Increasing the frequency of testing also prepares the ground for the focus of the trial to be on the individual, rather than the cohort. The question to be answered is no longer whether therapy X works, but whether it works for me. If you were person B, above, would you want any more convincing that the treatment was right for you, even if everyone else's outcome was poor; perhaps you have a different type of PD.

Finally, this data driven approach lends itself to continuous testing. Testing is not limited to the trial, it continues indefinitely.

John

We need to speed up the clinical trial process. So, improved trial design is to be welcomed.
John
I agree with your comments on Placebo effect. We need methods of analyses that incorporate the benefits of placebo effect . Too many clinical trials have "failed" due to placebo effect. In my opinion, the research community failed to see the difference between animal experimentation and human clinical trials when designing the protocols. This webimar is one of the few that is trying to do something different and thats why I thought it would be interestingd. Increasing the frequency of testing would be good, provided we have good biochemical (bio) markers to monitor the progression of PD. I am not sure current UPDRS scores would tell us anything meaningful with increasing frequency of testing.

I couldn't possibly agree more. The need for good biomarkers as a test for progression is huge. UPDRS scores are almost worthless for testing progression unless the time periods are relatively extensive. That's why the Isradipine STEADY-PD study is 3 years. Short-term UPDRS changes are subjective, often influenced by outside factors, and essentially meaningless.

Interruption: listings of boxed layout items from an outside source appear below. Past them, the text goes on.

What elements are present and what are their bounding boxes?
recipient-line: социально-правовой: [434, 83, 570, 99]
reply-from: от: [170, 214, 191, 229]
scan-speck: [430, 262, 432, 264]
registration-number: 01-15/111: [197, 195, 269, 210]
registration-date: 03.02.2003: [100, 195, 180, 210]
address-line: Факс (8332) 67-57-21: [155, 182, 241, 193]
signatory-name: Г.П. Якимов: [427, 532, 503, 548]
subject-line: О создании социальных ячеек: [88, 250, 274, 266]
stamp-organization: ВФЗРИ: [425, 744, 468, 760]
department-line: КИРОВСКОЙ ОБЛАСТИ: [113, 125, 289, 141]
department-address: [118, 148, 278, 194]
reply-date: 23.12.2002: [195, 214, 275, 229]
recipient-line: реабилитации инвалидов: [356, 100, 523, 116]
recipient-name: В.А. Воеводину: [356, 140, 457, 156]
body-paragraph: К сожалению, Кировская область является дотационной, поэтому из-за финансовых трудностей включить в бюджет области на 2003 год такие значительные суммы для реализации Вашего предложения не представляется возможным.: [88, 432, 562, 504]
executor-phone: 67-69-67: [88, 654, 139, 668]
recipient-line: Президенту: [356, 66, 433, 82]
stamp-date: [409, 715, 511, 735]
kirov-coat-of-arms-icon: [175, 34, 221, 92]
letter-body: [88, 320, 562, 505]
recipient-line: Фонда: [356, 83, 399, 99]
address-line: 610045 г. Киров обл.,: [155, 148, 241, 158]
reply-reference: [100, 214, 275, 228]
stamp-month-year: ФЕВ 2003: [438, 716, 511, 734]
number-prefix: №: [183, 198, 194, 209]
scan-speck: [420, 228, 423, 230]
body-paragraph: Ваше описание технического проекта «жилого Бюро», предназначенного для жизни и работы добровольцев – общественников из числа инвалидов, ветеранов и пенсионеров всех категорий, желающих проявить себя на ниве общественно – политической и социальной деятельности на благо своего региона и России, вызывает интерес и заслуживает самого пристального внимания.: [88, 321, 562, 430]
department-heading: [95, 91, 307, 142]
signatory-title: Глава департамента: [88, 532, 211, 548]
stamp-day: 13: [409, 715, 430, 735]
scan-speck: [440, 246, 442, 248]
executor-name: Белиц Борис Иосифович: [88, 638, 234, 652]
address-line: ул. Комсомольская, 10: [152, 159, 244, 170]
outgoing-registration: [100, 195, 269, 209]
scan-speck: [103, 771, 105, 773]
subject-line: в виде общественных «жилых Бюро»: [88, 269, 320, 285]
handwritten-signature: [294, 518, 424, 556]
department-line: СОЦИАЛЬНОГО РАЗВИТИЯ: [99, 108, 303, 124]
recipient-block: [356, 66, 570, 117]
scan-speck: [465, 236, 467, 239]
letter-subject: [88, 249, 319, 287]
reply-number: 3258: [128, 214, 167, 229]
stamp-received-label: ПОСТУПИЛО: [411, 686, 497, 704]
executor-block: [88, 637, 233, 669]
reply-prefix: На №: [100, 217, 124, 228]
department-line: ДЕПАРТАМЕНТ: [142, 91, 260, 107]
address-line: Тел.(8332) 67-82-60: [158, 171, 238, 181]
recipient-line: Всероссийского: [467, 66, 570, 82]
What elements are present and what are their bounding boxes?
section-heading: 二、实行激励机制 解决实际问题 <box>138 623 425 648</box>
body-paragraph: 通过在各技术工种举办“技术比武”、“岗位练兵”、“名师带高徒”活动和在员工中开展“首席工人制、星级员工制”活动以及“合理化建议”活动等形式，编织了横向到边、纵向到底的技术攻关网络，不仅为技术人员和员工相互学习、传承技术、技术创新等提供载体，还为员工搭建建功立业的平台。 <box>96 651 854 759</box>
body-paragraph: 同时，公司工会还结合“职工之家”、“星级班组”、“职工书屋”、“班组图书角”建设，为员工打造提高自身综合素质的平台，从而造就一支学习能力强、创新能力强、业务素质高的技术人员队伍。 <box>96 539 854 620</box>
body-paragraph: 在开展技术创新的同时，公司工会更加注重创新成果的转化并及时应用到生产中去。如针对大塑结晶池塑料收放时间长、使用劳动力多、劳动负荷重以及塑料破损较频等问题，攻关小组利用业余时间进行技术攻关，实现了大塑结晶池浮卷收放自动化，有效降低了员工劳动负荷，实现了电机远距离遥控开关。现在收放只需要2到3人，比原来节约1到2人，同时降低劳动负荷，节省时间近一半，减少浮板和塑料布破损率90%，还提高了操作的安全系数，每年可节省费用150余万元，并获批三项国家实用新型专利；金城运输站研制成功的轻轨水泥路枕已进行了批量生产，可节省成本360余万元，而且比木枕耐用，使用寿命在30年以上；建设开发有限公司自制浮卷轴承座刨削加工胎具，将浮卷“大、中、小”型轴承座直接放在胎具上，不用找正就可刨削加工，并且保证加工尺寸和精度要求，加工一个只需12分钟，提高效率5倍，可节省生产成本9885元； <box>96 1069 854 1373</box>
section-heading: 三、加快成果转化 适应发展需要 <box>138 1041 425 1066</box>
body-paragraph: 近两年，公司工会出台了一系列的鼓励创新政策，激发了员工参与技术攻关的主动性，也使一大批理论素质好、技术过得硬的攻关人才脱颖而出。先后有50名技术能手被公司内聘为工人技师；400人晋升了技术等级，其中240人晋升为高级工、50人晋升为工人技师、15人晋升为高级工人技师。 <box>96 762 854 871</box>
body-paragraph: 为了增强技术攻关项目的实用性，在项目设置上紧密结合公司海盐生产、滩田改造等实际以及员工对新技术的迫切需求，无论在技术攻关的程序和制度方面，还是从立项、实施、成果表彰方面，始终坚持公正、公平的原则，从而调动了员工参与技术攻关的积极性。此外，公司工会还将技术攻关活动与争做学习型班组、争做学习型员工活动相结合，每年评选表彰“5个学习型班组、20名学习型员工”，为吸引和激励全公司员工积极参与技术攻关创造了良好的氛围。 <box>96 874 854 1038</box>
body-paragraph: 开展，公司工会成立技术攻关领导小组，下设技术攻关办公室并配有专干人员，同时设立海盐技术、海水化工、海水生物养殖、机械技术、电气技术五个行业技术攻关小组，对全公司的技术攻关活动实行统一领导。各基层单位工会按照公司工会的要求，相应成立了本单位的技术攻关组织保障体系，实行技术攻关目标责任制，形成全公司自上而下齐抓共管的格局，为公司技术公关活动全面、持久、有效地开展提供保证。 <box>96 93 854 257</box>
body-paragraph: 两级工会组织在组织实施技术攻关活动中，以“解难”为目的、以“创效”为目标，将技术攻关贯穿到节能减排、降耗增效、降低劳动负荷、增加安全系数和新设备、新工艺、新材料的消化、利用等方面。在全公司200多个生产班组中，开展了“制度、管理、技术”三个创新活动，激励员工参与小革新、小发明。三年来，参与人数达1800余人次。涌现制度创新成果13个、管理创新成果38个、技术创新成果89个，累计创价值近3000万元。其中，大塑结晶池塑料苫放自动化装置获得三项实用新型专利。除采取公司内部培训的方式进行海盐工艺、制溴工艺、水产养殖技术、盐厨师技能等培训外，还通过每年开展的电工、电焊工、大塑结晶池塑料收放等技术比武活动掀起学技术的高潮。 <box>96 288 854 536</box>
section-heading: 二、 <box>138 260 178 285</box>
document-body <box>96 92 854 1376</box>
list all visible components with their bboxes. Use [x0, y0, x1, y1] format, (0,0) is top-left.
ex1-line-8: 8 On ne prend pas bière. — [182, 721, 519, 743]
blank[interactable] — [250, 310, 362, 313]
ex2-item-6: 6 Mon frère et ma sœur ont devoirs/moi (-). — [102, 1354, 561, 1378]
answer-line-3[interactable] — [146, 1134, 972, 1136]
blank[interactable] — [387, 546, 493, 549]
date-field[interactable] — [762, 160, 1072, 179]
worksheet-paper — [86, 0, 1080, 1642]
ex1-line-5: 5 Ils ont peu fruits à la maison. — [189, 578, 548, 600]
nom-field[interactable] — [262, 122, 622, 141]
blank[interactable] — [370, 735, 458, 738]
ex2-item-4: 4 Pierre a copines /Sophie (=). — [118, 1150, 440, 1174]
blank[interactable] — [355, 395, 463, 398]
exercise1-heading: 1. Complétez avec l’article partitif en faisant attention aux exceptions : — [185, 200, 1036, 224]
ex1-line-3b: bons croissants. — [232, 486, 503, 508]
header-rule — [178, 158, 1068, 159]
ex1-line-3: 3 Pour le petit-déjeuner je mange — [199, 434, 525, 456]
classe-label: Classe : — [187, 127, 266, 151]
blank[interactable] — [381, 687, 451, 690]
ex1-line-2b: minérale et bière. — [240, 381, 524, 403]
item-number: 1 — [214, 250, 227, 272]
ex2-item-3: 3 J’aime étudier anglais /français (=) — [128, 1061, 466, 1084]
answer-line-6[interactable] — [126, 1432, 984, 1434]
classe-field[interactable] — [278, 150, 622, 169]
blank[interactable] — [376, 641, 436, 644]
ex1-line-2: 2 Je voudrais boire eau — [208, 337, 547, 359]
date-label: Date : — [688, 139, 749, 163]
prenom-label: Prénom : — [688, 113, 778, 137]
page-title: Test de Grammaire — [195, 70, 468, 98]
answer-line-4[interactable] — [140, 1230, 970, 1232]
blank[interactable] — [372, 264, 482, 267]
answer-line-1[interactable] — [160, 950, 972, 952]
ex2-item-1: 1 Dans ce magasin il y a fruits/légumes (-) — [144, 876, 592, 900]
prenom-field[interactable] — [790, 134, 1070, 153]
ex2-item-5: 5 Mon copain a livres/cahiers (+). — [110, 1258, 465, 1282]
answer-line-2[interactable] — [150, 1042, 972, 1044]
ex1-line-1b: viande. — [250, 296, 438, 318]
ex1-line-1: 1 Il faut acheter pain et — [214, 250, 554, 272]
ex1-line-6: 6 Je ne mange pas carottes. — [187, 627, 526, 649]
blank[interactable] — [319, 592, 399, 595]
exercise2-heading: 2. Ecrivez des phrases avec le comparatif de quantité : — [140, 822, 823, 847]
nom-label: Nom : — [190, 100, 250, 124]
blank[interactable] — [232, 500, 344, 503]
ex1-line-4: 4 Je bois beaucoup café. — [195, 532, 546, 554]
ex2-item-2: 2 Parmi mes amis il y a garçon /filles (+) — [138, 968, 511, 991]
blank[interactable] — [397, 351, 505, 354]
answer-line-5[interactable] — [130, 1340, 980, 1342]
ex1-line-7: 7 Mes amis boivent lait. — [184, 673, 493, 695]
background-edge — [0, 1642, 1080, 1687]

No doubt increasing the frequency of testing would help improve the reliability (although not necessarily the validity) of the tests. As would increasing the sample sizes and sample subgroup cohorts. However, the trial investigators all live in the real world where it's almost impossible to get funding for the studies as currently designed, as well as finding volunteers. Adding on more frequent testing, while great from a statistical viewpoint, just becomes that much more difficult in terms of funding and recruiting. I know we all complain about "big-pharma", and they should be able to fund any costs. However, most of the research that effects our area of science directly, is being conducted by small biotech companies and universities. Most don't have the required $ to conduct studies with the optimum trial design.